Chickens have to molt sometime, but you can manipulate the light your chickens receive to keep them laying or have them molt when it’s best for you. Supplementing the light of young pullets helps them grow faster and mature sooner and can get them laying in the fall or winter.
You don’t have to worry about meat birds molting, because they should be in the freezer long before then. But keeping the lights on 24 hours straight lets them eat and drink more and grow faster. You do want to keep your show birds from molting before an important show, because they won’t look good enough to show if they are molting. Supplementing the light for pet birds isn’t important.
Chickens prefer to have 14 hours of daylight and 10 hours of darkness, or at least dim light. You can supplement natural lighting with artificial light to obtain the right lighting conditions. Leaving a small night light on in chicken housing is beneficial because it allows chickens to defend themselves against some predators and avoids nighttime damage when chickens panic over things that go bump in the night.
Set Up Suitable Housing For Your Birds
Having the right housing is not only better for the chickens but also better for you, so be sure to plan your chicken housing, and get it set up before you buy the birds. Plan the size of the housing, how you’ll access it to care for the birds and collect eggs, how it will fit into your yard, and how it will be lighted. Make sure the housing accommodates your needs as well as the chickens’. Can you collect eggs and clean the housing easily? Will there be enough room for the number of chickens you want to have? The housing doesn’t have to be elaborate, but it needs to be clean and functional.

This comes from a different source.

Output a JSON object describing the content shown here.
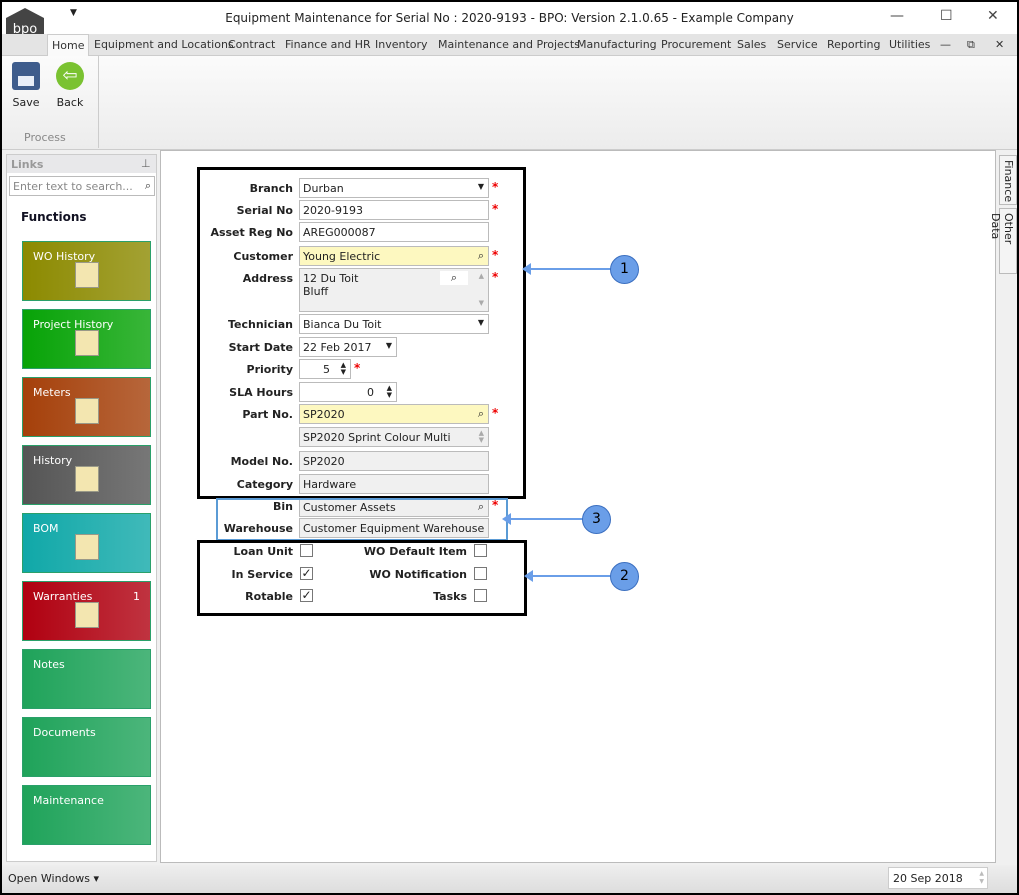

Chicken housing should protect your birds from the elements and from predators. It should keep them dry and out of drafts. Housing usually consists of indoor and outdoor space. Make sure each large-size chicken has at least 3 square feet of indoor space and 3 to 5 square feet of outdoor space for opti- mum health. The more space you can provide, the happier your chickens will be. And the more functional the housing is for you, the happier you will be with chicken keeping.
Counting the Costs
Anytime you start a hobby or begin producing food for the household, you run into start-up and maintenance costs, and keeping chickens is no exception. Chickens, however, are more economical to purchase for pets or as food-producing livestock than most other animals. Unless you’re looking for expensive rare breeds, most people can start a small flock (4 to 25 chickens) for less than N$500. Regardless of whether you’re starting with 4 or 25, use the following list of tips to keep costs down when purchasing your flock:
✓ If you’re mail-ordering chicks and need fewer than the minimum number you’re required to order, try to find someone to share an order with you. Some feed stores allow people to order chicks in small numbers, and they combine those orders to meet the minimums.
✓ Some people who want just a few laying hens order a few pullet chicks and then fill the rest of the box with meat-type chicks to obtain the mini- mum quantity for shipping chicks. Most companies allow this. You raise all the birds together, butchering the meat birds before they take up too much space in your housing. You’ll want to buy pullets that are a different color than your broiler birds, so you don’t get them confused.
✓ For meat birds, many people will order only cockerels because they grow faster and larger than pullets. Cockerels can also be cheaper than pullets in some breeds, but in the broiler strains they often cost more. So when ordering Rock-Cornish hybrid chicks, ordering them “as-hatched,” which means chicks whose sex hasn’t been determined, will generally save you money, and in these chicks, both sexes grow equally well.